O padre já retirava os seus paramentos, quando irrompe Benjamin na sacristia. Havia nele um estado de alegria e satisfação. Num ato contínuo, se abre em total sinceridade:

– Há mais de trinta anos que participo desse evento. Pois bem, pela primeira vez, estou diante de um padre que compreendeu o significado de todo o cerimonial!

Aquilo nos impressiona a todos: o padre e eu. Benjamin fez menção ao fato do outro sacerdote ter se retirado muito cedo. Tudo levava a crer que estivesse profundamente incomodado com a manifestação ecumênica, de profundo fervor, porém, que se estendia, por vezes, numa linguagem, em alguns casos, irreverente, plena de sensualidade e temor bendito.

Após aquele breve diálogo, o padre “estrangeiro” sorria com as palavras daquele homem. Com certeza, entendia plenamente a atitude do colega, mas resolveu ficar e se mostrava muito satisfeito com tudo o que vira.
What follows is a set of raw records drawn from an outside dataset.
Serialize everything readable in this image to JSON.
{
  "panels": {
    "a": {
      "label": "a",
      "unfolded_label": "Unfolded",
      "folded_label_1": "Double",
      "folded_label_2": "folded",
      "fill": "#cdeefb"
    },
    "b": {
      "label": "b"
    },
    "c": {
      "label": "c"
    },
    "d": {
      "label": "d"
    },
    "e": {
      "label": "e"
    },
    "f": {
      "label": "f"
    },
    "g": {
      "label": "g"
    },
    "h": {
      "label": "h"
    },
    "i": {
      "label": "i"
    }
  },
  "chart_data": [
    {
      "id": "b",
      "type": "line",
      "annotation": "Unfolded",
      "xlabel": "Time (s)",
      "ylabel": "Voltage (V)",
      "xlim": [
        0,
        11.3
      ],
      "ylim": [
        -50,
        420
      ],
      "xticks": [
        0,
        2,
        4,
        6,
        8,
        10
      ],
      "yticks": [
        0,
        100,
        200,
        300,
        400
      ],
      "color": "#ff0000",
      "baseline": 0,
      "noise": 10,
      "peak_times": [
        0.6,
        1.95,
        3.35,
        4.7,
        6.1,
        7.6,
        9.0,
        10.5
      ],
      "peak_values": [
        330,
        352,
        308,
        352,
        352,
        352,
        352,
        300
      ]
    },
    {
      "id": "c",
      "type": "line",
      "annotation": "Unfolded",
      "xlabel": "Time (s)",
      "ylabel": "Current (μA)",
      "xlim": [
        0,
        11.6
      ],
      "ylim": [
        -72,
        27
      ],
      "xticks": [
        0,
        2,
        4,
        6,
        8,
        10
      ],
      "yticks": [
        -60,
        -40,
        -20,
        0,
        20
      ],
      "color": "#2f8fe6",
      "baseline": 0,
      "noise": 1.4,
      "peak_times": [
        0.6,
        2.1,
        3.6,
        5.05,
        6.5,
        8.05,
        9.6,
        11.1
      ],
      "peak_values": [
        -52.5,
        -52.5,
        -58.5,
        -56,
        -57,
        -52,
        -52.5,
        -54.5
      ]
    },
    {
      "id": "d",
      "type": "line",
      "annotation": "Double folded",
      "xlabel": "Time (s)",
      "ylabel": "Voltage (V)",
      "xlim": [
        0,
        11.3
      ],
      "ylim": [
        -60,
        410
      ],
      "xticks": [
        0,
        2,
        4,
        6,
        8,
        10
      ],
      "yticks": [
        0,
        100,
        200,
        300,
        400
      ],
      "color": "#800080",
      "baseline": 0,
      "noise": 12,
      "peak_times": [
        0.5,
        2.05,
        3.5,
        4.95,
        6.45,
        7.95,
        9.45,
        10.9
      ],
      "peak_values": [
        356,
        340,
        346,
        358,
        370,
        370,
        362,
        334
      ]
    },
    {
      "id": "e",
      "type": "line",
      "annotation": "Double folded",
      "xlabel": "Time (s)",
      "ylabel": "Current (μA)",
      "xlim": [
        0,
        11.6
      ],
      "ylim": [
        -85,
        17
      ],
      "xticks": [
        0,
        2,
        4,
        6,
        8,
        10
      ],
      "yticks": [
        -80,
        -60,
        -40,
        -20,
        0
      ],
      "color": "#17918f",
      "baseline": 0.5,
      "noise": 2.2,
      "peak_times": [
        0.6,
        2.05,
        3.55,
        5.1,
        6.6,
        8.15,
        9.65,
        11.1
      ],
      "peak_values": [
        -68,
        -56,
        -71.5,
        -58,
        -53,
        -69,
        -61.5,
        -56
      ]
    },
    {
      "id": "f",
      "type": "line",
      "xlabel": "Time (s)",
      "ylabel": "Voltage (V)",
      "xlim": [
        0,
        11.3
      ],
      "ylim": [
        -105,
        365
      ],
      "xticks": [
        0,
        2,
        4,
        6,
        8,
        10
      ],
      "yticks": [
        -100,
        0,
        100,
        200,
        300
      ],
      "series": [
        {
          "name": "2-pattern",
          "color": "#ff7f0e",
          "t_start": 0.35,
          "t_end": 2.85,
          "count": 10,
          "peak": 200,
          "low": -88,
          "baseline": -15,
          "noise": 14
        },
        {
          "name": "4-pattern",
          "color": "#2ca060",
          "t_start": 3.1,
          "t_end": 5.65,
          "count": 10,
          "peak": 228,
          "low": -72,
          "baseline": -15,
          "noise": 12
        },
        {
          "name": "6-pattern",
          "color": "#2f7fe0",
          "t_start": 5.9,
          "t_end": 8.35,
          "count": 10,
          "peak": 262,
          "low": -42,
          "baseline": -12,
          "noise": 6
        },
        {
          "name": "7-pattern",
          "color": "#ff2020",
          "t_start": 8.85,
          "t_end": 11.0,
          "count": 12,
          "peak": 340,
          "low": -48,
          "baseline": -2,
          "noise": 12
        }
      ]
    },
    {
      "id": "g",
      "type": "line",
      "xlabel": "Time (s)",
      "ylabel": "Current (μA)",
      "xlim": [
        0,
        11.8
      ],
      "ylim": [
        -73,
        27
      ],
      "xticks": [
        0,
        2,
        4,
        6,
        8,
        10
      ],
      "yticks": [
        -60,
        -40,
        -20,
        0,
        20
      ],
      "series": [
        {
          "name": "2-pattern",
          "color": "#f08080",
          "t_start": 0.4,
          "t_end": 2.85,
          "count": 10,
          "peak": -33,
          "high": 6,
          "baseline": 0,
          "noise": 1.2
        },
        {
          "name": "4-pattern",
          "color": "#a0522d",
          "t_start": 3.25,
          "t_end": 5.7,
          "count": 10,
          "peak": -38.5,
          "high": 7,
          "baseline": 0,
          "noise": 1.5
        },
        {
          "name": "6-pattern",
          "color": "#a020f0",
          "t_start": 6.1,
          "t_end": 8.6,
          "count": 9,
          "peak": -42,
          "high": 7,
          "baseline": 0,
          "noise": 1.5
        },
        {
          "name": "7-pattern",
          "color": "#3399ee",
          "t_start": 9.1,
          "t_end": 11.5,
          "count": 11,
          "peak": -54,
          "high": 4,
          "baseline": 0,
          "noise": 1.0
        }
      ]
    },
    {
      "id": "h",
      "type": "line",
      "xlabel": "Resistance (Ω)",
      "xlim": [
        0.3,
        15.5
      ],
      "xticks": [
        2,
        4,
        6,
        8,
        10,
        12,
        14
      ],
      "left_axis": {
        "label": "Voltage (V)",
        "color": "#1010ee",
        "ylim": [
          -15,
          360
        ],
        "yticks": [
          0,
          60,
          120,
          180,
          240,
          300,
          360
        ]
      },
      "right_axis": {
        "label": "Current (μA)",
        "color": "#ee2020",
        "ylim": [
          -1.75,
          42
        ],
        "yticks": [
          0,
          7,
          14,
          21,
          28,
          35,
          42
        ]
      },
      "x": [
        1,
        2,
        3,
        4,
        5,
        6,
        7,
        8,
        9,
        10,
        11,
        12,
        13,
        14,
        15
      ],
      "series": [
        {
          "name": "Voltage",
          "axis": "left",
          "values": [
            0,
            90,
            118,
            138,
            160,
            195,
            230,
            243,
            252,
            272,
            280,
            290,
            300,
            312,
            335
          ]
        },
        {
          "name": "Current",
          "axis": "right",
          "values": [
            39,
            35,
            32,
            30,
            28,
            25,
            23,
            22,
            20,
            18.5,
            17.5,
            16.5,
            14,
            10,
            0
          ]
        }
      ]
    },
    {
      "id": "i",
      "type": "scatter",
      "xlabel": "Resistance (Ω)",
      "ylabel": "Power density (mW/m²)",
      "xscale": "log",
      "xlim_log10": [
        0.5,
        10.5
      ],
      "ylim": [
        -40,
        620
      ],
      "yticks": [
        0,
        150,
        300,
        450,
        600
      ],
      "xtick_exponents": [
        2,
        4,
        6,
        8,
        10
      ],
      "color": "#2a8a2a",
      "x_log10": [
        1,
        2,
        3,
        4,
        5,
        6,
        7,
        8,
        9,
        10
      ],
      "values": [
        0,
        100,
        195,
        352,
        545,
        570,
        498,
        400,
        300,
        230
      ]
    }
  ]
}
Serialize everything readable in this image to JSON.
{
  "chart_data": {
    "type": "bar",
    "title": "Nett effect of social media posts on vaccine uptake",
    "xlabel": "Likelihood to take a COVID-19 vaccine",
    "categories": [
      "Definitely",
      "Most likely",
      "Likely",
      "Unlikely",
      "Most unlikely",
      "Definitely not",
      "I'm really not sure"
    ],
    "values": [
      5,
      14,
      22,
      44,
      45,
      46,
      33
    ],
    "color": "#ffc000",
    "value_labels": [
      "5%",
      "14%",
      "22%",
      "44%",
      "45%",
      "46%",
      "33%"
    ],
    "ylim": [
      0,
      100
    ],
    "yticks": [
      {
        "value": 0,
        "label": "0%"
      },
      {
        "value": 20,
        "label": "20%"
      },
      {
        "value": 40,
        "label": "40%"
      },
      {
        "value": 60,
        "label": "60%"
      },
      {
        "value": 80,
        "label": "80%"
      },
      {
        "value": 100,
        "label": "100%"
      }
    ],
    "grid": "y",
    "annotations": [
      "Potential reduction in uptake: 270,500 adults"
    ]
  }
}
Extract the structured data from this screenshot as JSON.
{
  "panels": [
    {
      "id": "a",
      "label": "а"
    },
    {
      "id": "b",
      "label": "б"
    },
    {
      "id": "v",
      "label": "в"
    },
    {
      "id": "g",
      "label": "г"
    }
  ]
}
Ele era negro e baiano.

P.S.: Leio numa belíssima entrevista à RIF, provavelmente uma das últimas que Roberto Benjamin concedeu, que, nos últimos trinta anos, o pesquisador podia ser encontrado nas tardes dos domingos de carnaval apreciando o cerimonial da “trincheira” do Maracatu Rural Cambindinha, na cidade de Arassoiaba, em Pernambuco. Benjamin procurava deixar claro o fato de que sempre retornava para devolver o que havia levado da comunidade: as cópias dos conteúdos das fotos, fitas cassete e VHS, CDs e DVDs realizadas no ano anterior. Esse texto é igualmente uma maneira de demonstrar modestamente uma imensa gratidão com os ensinamentos recebidos, compartilhando-o de alguma forma.

1 A pesquisadora Betânia Maciel, sua antiga orientanda, juntamente com o advogado e folclorista José Fernando de Souza, fraterno amigo de muitas décadas, realizaram uma ampla compilação das homenagens prestadas a Roberto Benjamin. Esse material foi publicado, em 2010, no Anuário Unesco/Metodista, volume 14.